En 2009, Dawit Isaak est sur la liste des candidats au prestigieux Prix Sakharov, attribué à des personnes et à des organisations consacrant leur existence à la défense des droits de l'homme[5]. Le 27 mars quatre des cinq plus grands journaux suédois (Aftonbladet, Expressen, Dagens Nyheter et Svenska Dagbladet) publient en première page un plaidoyer pour sa libération, et ces cinq journaux publieront des rapports conjoints sur la situation d'Isaak Dawit. Une pétition conjointe est remise à l'ambassade d'Érythrée à Stockholm le 4 mai[12]. Au 4 mai, 209 963 personnes l'avaient signé[13].
Le 26 mai, lors d'une interview accordée à la chaîne suédoise TV4 (chaîne 4), le président de l'Érythrée a catégoriquement rejeté l'affaire avec les mots « Nous n'aurons pas de procès et nous ne le libérerons pas. Nous savons comment gérer son espèce (...) Pour moi, la Suède n'a pas d'importance. Le gouvernement suédois n'a rien à voir avec nous »[14].

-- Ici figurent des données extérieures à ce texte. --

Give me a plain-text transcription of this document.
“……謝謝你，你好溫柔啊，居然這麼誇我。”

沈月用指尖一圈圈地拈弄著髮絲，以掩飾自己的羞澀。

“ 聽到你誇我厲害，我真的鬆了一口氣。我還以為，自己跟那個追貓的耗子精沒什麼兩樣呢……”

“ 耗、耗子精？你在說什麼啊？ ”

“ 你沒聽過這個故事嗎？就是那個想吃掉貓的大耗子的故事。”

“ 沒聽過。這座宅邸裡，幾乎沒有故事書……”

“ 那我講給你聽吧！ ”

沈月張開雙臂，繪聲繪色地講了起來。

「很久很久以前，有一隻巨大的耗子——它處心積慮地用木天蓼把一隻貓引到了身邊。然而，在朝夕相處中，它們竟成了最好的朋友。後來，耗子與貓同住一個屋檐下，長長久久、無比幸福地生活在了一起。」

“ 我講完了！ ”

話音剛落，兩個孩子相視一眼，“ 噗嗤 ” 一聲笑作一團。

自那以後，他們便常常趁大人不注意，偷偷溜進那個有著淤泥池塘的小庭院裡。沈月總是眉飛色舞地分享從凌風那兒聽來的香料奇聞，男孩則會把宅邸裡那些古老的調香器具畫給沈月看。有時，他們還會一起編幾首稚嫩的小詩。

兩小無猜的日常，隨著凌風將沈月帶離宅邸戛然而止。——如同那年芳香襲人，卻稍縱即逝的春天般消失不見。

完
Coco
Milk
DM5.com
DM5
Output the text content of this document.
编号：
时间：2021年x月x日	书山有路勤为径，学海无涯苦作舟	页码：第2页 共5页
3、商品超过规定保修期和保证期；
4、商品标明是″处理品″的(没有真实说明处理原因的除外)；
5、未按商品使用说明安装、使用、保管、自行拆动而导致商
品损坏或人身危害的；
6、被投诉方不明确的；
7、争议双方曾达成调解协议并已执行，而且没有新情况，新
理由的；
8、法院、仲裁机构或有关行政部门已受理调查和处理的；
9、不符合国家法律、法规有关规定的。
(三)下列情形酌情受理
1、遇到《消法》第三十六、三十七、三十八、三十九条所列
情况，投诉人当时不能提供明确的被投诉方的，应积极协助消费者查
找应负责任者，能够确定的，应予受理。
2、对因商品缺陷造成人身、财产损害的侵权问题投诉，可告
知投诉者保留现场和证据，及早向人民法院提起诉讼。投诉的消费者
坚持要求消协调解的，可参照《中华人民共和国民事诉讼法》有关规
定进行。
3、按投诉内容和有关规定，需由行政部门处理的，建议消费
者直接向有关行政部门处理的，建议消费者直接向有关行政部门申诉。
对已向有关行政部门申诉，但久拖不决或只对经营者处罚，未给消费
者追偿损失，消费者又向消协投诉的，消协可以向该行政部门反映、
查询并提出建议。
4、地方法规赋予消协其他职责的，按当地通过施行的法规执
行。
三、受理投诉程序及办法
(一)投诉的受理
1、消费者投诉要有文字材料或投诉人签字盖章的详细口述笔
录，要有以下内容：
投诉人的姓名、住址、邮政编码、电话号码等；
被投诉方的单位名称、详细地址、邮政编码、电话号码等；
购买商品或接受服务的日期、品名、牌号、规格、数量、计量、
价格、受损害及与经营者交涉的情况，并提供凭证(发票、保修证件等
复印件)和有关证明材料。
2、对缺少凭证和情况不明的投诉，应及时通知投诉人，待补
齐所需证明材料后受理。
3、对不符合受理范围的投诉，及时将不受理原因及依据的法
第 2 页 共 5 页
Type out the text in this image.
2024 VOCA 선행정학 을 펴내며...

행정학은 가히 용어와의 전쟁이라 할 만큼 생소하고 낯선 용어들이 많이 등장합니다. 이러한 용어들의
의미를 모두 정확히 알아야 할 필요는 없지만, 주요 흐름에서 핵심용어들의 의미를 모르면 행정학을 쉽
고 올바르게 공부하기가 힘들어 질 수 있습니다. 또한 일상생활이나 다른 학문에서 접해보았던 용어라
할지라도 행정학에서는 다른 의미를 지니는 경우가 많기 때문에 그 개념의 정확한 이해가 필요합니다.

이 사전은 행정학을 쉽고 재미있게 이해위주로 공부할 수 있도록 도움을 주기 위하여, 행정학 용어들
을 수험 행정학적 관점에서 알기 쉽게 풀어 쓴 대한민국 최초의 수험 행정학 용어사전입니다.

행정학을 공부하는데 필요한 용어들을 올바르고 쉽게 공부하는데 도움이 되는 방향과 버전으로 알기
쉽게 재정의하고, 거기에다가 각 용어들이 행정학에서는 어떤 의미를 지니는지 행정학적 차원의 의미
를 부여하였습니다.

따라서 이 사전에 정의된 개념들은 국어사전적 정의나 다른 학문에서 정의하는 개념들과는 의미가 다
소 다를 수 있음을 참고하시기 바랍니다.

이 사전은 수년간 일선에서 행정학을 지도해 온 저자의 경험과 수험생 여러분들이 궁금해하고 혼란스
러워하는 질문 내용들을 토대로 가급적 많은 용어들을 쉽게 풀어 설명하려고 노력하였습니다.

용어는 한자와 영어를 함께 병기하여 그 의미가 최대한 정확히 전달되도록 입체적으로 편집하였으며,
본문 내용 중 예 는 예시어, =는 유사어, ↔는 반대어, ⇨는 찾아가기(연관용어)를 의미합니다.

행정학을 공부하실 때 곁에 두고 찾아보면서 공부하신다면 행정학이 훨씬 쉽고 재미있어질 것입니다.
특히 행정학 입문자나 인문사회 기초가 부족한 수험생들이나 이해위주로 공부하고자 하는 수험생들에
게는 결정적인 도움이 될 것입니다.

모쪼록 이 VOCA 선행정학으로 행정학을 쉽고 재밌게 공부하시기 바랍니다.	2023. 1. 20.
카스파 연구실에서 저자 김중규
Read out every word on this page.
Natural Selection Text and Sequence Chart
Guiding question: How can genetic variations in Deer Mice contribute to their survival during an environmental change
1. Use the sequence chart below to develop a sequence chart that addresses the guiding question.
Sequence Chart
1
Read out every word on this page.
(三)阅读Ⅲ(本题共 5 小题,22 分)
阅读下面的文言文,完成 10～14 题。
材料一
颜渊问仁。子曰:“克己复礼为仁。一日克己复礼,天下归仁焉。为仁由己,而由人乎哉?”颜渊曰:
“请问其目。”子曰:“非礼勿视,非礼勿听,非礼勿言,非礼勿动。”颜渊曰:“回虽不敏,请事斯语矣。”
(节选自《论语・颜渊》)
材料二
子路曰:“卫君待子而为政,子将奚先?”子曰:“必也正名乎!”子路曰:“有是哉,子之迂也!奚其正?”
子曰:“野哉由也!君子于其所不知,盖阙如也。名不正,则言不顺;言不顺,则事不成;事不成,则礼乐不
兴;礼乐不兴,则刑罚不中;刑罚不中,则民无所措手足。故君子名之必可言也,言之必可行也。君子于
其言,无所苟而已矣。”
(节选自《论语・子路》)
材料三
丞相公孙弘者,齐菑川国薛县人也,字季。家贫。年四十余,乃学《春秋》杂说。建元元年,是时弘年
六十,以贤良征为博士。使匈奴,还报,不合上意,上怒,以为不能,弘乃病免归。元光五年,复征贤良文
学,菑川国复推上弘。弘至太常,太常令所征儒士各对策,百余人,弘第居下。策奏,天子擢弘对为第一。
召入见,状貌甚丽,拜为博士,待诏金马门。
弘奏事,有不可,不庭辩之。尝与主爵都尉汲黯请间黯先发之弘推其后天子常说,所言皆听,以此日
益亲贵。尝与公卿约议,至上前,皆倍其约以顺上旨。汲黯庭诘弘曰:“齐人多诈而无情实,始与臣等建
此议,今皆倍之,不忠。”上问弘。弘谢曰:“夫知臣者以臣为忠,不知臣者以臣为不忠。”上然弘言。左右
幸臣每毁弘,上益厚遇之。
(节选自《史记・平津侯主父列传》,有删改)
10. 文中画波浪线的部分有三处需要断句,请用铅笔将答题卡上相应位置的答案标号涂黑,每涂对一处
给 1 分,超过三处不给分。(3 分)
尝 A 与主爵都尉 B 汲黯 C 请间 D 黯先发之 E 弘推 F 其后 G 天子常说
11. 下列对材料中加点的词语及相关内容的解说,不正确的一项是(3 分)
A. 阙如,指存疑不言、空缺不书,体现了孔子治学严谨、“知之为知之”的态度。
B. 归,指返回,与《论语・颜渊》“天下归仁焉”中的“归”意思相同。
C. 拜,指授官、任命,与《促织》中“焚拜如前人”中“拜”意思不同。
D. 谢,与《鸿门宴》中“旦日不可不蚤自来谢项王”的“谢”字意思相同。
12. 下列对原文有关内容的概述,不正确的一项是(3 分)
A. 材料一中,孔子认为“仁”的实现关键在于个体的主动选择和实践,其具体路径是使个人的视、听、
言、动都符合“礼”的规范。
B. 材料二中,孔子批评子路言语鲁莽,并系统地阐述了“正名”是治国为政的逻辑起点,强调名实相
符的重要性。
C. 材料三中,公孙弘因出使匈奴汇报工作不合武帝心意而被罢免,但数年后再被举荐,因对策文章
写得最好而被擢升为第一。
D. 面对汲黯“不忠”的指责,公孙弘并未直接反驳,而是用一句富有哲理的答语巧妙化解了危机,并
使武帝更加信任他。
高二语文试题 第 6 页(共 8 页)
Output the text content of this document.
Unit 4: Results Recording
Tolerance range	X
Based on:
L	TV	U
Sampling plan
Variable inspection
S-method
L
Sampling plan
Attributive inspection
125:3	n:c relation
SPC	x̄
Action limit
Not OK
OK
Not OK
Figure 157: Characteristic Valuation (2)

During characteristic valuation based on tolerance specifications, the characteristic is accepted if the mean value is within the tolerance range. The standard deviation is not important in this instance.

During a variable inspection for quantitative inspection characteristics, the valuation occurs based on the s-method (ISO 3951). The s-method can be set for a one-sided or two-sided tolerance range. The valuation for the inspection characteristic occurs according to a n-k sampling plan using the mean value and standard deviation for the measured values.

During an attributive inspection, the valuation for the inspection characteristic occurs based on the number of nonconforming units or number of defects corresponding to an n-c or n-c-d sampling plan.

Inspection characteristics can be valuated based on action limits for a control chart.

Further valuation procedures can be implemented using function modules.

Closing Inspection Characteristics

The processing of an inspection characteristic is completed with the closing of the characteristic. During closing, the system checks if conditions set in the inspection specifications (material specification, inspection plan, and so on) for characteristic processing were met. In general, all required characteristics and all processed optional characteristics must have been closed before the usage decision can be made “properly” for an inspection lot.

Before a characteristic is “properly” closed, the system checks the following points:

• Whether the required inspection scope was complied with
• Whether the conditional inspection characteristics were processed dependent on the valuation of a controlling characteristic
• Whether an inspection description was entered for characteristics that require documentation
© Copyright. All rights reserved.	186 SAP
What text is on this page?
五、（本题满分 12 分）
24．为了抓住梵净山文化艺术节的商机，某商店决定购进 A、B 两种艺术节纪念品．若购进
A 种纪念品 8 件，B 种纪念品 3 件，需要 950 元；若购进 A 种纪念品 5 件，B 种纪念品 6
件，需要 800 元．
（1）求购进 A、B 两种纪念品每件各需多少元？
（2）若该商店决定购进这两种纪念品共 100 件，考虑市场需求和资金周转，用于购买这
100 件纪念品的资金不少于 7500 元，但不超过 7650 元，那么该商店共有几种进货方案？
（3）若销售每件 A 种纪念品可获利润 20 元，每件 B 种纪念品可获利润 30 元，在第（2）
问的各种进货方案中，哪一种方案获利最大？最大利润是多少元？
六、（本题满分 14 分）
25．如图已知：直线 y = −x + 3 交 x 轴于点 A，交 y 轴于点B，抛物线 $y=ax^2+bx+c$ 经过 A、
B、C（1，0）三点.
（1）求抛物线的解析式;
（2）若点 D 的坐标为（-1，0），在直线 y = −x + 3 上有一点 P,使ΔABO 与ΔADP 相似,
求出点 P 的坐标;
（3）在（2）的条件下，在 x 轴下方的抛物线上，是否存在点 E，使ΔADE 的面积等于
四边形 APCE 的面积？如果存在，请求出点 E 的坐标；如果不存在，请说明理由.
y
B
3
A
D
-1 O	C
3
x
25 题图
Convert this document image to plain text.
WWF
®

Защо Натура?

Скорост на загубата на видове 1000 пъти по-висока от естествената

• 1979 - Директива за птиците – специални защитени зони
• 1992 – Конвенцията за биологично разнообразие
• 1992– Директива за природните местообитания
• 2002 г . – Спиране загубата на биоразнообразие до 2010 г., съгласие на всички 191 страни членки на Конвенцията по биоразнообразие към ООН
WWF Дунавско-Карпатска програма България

En 2010, la méthode de la « diplomatie silencieuse » est mise en échec depuis 10 ans. Elle est critiquée par plusieurs médias suédois, et par Jesper Bengtsson, le président de la branche suédoise de Reporters sans frontières, en avril 2010 : « [c]'est une honte que Dawit reste en prison et il est remarquable que le gouvernement suédois ne fasse pas plus d'efforts pour le faire libérer »[15]. Un rapport juridique conclut que le droit international sur la double nationalité fait que le gouvernement suédois peut et doit soutenir Dawit Isaak. Ce rapport est envoyé au Ministère suédois des Affaires étrangères (MAE), mais aussi à la commission européenne et au président du Parlement européen. En Janvier 2010 RSF exhorte le rapporteur spécial des Nations unies sur la torture et autres peines ou traitements cruels, inhumains ou dégradants à tout mettre en œuvre pour améliorer les conditions des journalistes emprisonnés en Érythrée[16].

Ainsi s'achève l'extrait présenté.